The gifted diva graces the stage and shows us her "sexy side".
Macy Gray came out to a purple haze of smoke and lighting and grasped onto the mic stand looking blunted as fuck as she commenced giving Brisbane’s Tivoli audience a highly memorable night. Jamming in and out of hooks and letting the band ride out the funky riffs and bass lines, never was the audience out of the picture, even though she got her groove on as if she were alone in the shower, in an evening with a modern chanteuse of R&B soul or ‘sexy diva’ as she referred to herself tonight.
Gray opened beautifully to Why Didn’t You Call Me, from her 1999 debut album, On How Life Is, much to the crowd’s delight, a tight cluster of over-30s who had come out to witness the neo-soul glow of Macy Gray’s gift in the flesh. She introduced her band, worked them perfectly on strings and was as engaging as any consummate performer could be exepected in performance, her raspy vocals immaculate to the pitch that’s made her music so famous and, through conversation, segued into every song. She broke into a story about calling over her band this morning from LA to be here, making us feel like they came all that way just for us, saying her guitarist had Googled ‘why come to Brisbane’ and said men in Brisbane are “tall, buff and sexy”, the women “having the best vaginas in the world”, and off she went giggling into Glad You’re Here before leaving the drummer to roll a ten-minute interval into a non-stop solo.

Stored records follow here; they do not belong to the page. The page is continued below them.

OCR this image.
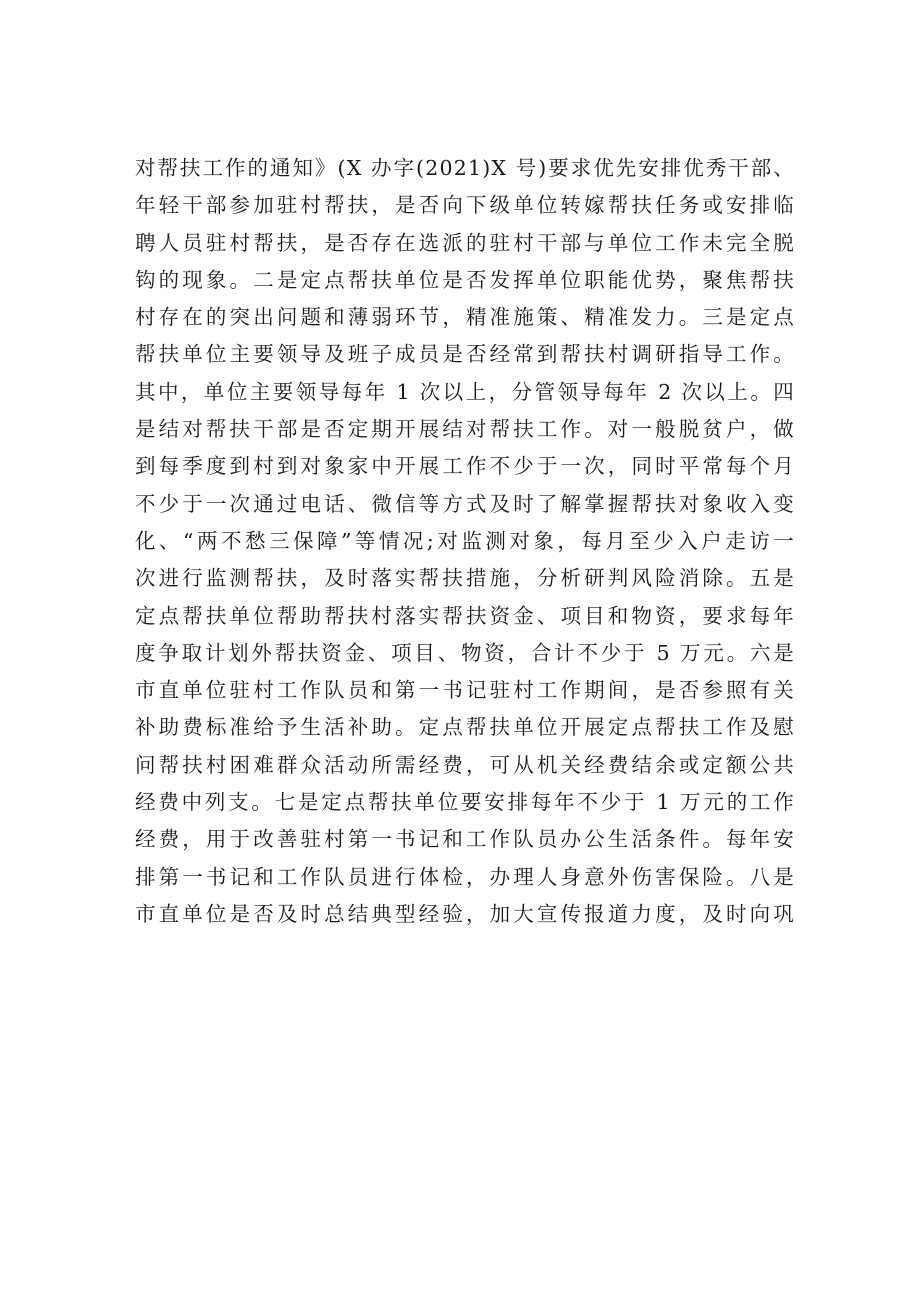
对帮扶工作的通知》(X 办字(2021)X 号)要求优先安排优秀干部、
年轻干部参加驻村帮扶，是否向下级单位转嫁帮扶任务或安排临
聘人员驻村帮扶，是否存在选派的驻村干部与单位工作未完全脱
钩的现象。二是定点帮扶单位是否发挥单位职能优势，聚焦帮扶
村存在的突出问题和薄弱环节，精准施策、精准发力。三是定点
帮扶单位主要领导及班子成员是否经常到帮扶村调研指导工作。
其中，单位主要领导每年 1 次以上，分管领导每年 2 次以上。四
是结对帮扶干部是否定期开展结对帮扶工作。对一般脱贫户，做
到每季度到村到对象家中开展工作不少于一次，同时平常每个月
不少于一次通过电话、微信等方式及时了解掌握帮扶对象收入变
化、“两不愁三保障”等情况;对监测对象，每月至少入户走访一
次进行监测帮扶，及时落实帮扶措施，分析研判风险消除。五是
定点帮扶单位帮助帮扶村落实帮扶资金、项目和物资，要求每年
度争取计划外帮扶资金、项目、物资，合计不少于 5 万元。六是
市直单位驻村工作队员和第一书记驻村工作期间，是否参照有关
补助费标准给予生活补助。定点帮扶单位开展定点帮扶工作及慰
问帮扶村困难群众活动所需经费，可从机关经费结余或定额公共
经费中列支。七是定点帮扶单位要安排每年不少于 1 万元的工作
经费，用于改善驻村第一书记和工作队员办公生活条件。每年安
排第一书记和工作队员进行体检，办理人身意外伤害保险。八是
市直单位是否及时总结典型经验，加大宣传报道力度，及时向巩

Macy returned to once more lean off her mic stand and belted out Ghetto Love and other goldies from her catalogue before the band eased us into Radiohead’s Creep, Macy and her audience bellowing out a beautiful rendition. She swapped her pink feather boa for fox tails around her shoulders to set up her new single, Stoned, from 2014’s The Way LP by explaining her favourite relationship. Then she channelled her “sexy side” as a disco ball dropped down for Sexual Revolution, a Rod Stewart cover before heading back on track for I Try and then a birthday song to her guitarist, with 50 Cent’s In Da Club to close the set. Her encore came, as demanded, and the sexy diva showed The Way off in several new grooves, a well-serviced audience showing their appreciation for two hours of one of this generation’s darlings of modern soul.